Szenenwechsel – von der Verkehrs- und Baupolitik in die Märchenwelt. Ein Thema, das sich durchs City-Jahr zieht, ist das Jubiläum „200 Stadtmusikanten“. Höhepunkt des „Stadtmusikantensommers“ wird die Jubelparty sein, die in der Zeit vom 3. bis 7. Juli in der Innenstadt und am Weserufer steigt. Den Auftakt macht ein „Fensterkonzert“ mit den „Bremer Philharmonikern“ am 3. Juli, bei dem die Musiker den Domshof aus den umliegenden Häusern heraus musikalisch „verzaubern“, wie es vorab märchenmäßig heißt.

Danach beginnt ein Straßenmusikfestival zu Ehren der Stadtmusikanten.

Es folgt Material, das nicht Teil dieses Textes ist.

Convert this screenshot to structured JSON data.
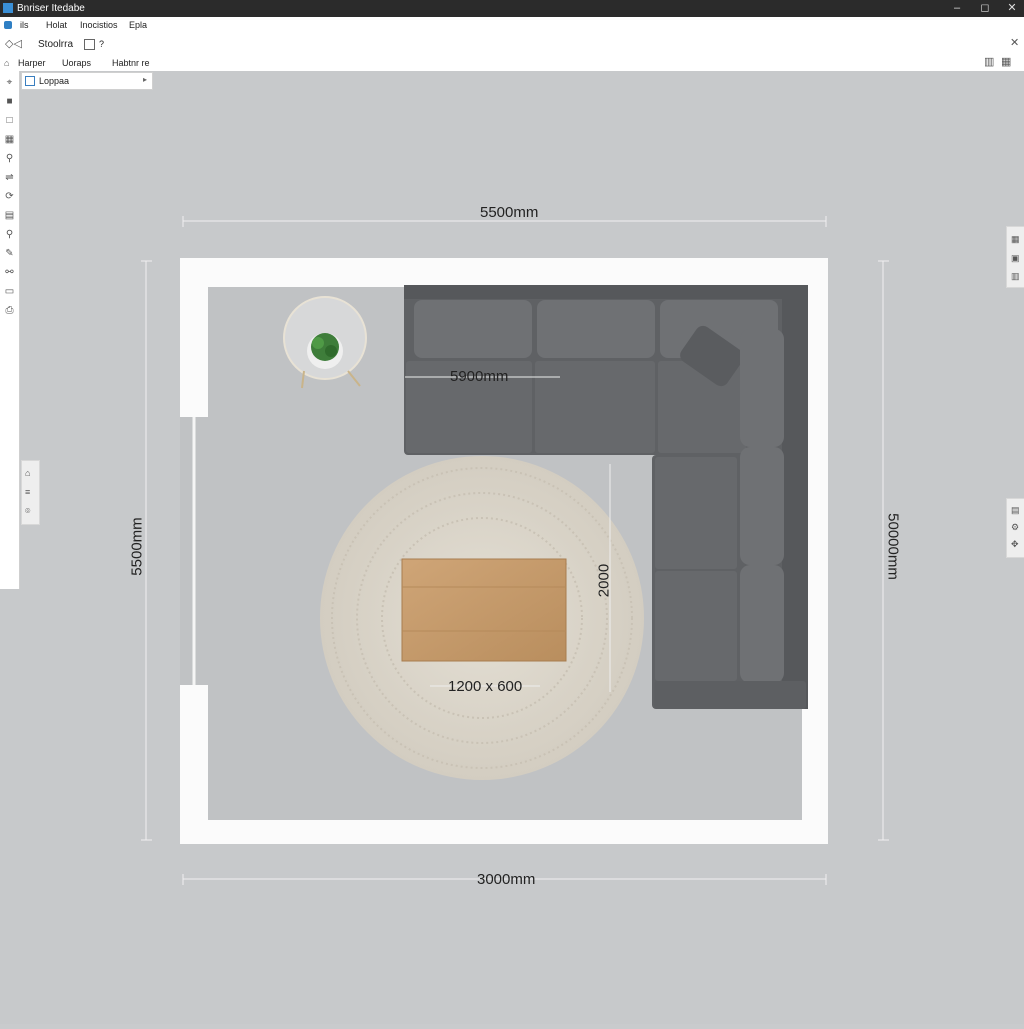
{
  "window": {
    "title": "Bnriser Itedabe",
    "minimize": "–",
    "maximize": "◻",
    "close": "✕"
  },
  "menu": {
    "items": [
      "ils",
      "Holat",
      "Inocistios",
      "Epla"
    ]
  },
  "toolbar": {
    "label": "Stoolrra",
    "extra": "?"
  },
  "tabs": {
    "items": [
      "Harper",
      "Uoraps",
      "Habtnr re"
    ]
  },
  "layer_panel": {
    "label": "Loppaa"
  },
  "plan": {
    "dims": {
      "top": "5500mm",
      "bottom": "3000mm",
      "left": "5500mm",
      "right": "50000mm",
      "sofa": "5900mm",
      "rug": "2000",
      "table": "1200 x 600"
    },
    "colors": {
      "wall": "#fafafa",
      "floor": "#bfc1c3",
      "sofa": "#6b6d70",
      "rug": "#dcd6ca",
      "table": "#c49a6c"
    }
  }
}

Schon jetzt haben die Einzelhändler der Domshof-Passage eine drei Meter hohe Stadtmusikanten-Plastik aufgestellt, die fast komplett aus Pflanzen besteht – aus Draht geformt, mit Moos gefüllt. Planung und Konzeption: Leucht-Gärten in Stuhr.

Wenige Meter von der Domshof-Passage entfernt wurde derweil ein weiterer besonderer Geburtstag gefeiert: Die Konditorei Knigge an der Sögestraße gibt es seit 130 Jahren. Das Anfangskapitel des Familienunternehmens schrieb der Konditormeister Friedrich Emil Knigge am 21. Mai 1889, als er eine Süßwarenmanufaktur übernahm und um ein Café ergänzte. Knigge ist eines der letzten familiengeführten Unternehmen in der City.